The murder of the Zhuo family occurred on October 26, 2013, when perpetrator Mingdong Chen murdered his cousin's wife and four children in their Brooklyn, New York home.

== Crime ==
Chen, who was an illegal immigrant to the United States and living temporarily with his cousin's family, murdered his cousin's four children, Linda Zhuo (9), Amy Zhuo (7), Kevin Zhuo (5), and William Zhuo (1), and their mother, Qiao Zhen Li (37), in their home in the Sunset Park neighborhood of Brooklyn, in New York City. All five died of cut wounds to the neck made with a butcher knife. The perpetrator was discovered at the scene of the crime, spattered in blood. He said, "I know I am done."

Chen had previously lived in Chicago and in Florida as well as in New York, and had been staying with his cousin's family for about a week at the time of the killings.

== Perpetrator ==
Chen was an unemployed transient and an illegal immigrant. He arrived in the United States in 2004.

He underwent psychiatric treatment and evaluation for fitness to stand trial.

According to the China Daily, Chen arrived in the United States from Fujian age 16 with $70,000 debt to the "snakehead" gang that smuggled him into the country illegally and worked in Chinese take-out restaurants to pay off his debt. He applied for asylum in the United States in 2007 with fake testimonials that a fraudulent Chinatown immigration agency helped him forge, but lost his final appeal in June 2013.

=== Motive ===
The perpetrator is said to have been disappointed with his failure to succeed in America, and jealous of those who had found employment. According to Edward Chiu, head of the Lin Sing Association, arguments and even fights between new immigrants and relatives who have begun to establish themselves are not uncommon, and are a result of the unrealistic expectation many Chinese immigrants have of becoming rich in America, and the resentment they experience when they fail where others succeed.

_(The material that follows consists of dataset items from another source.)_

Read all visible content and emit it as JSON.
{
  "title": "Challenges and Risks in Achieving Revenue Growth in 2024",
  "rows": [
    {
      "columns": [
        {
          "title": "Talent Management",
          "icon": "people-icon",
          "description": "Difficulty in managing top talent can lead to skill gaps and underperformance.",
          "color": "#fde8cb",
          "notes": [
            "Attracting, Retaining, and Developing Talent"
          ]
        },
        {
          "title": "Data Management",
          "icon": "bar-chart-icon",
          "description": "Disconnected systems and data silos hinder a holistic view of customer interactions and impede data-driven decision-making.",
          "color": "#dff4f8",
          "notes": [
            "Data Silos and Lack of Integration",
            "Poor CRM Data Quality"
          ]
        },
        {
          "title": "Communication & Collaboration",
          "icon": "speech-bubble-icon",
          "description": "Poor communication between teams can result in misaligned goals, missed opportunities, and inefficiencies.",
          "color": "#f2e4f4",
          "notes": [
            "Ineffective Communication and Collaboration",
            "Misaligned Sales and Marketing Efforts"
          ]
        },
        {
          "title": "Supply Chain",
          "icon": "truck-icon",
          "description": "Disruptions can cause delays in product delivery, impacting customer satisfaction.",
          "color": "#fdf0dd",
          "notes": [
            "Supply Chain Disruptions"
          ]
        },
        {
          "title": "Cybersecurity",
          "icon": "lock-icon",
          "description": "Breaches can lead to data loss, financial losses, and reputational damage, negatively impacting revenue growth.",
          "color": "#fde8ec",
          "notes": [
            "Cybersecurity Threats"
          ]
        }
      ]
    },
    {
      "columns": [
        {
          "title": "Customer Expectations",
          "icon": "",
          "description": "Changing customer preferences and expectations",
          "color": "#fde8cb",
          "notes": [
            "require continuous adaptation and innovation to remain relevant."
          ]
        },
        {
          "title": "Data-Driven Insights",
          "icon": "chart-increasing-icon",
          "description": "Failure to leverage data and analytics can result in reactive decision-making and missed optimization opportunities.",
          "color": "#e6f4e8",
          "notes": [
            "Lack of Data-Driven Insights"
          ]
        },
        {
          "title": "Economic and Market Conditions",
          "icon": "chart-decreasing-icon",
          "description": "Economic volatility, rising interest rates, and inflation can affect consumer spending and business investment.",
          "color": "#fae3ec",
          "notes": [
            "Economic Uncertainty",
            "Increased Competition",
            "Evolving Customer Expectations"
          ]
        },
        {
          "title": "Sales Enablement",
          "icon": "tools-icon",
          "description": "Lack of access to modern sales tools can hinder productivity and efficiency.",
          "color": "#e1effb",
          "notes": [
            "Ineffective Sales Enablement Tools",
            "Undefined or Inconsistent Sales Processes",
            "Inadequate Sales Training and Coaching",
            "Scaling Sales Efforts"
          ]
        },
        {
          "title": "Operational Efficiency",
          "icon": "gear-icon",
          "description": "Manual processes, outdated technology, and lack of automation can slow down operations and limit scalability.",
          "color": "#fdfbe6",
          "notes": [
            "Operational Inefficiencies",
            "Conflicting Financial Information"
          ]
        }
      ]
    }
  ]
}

Chen, who did not speak English, had held a series of restaurant jobs as a waiter, but had been fired after a week or two.

NYPD Chief Philip Banks III stated that during his confession, made via a translator, that he killed his cousin's family because he had failed to make it in America and was envious of his cousin, who was more successful. Chen stated that, "Everyone here is doing better than me."

Several Chinese-language newspapers reported that Chen had been the victim of a Green card marriage scam in which a woman promised to marry him in exchange for a sum of money, then made off with the money. Chen's gambling buddy, Erdong Chen (37) told a reporter that Chen had told him that he had paid his fiancé $70,000 and that she had run off with the money. According to the friend, the day before the killings Chen told him that he wanted to kill his absconded fiancée.

== Arrest, trial, and conviction ==
Chen punched a police officer when apprehended and later made a full confession of the crime.

Chen, who spoke little English, pled guilty to three counts of second-degree murder and two counts of first-degree manslaughter, speaking through an interpreter.

He was convicted and sentenced to 125 years to life in prison.

== Film ==
The 2017 indie film Gold Fortune by Shiyu “Rhyme” Lu revisits the murder in the context of the struggles of new immigrants to America.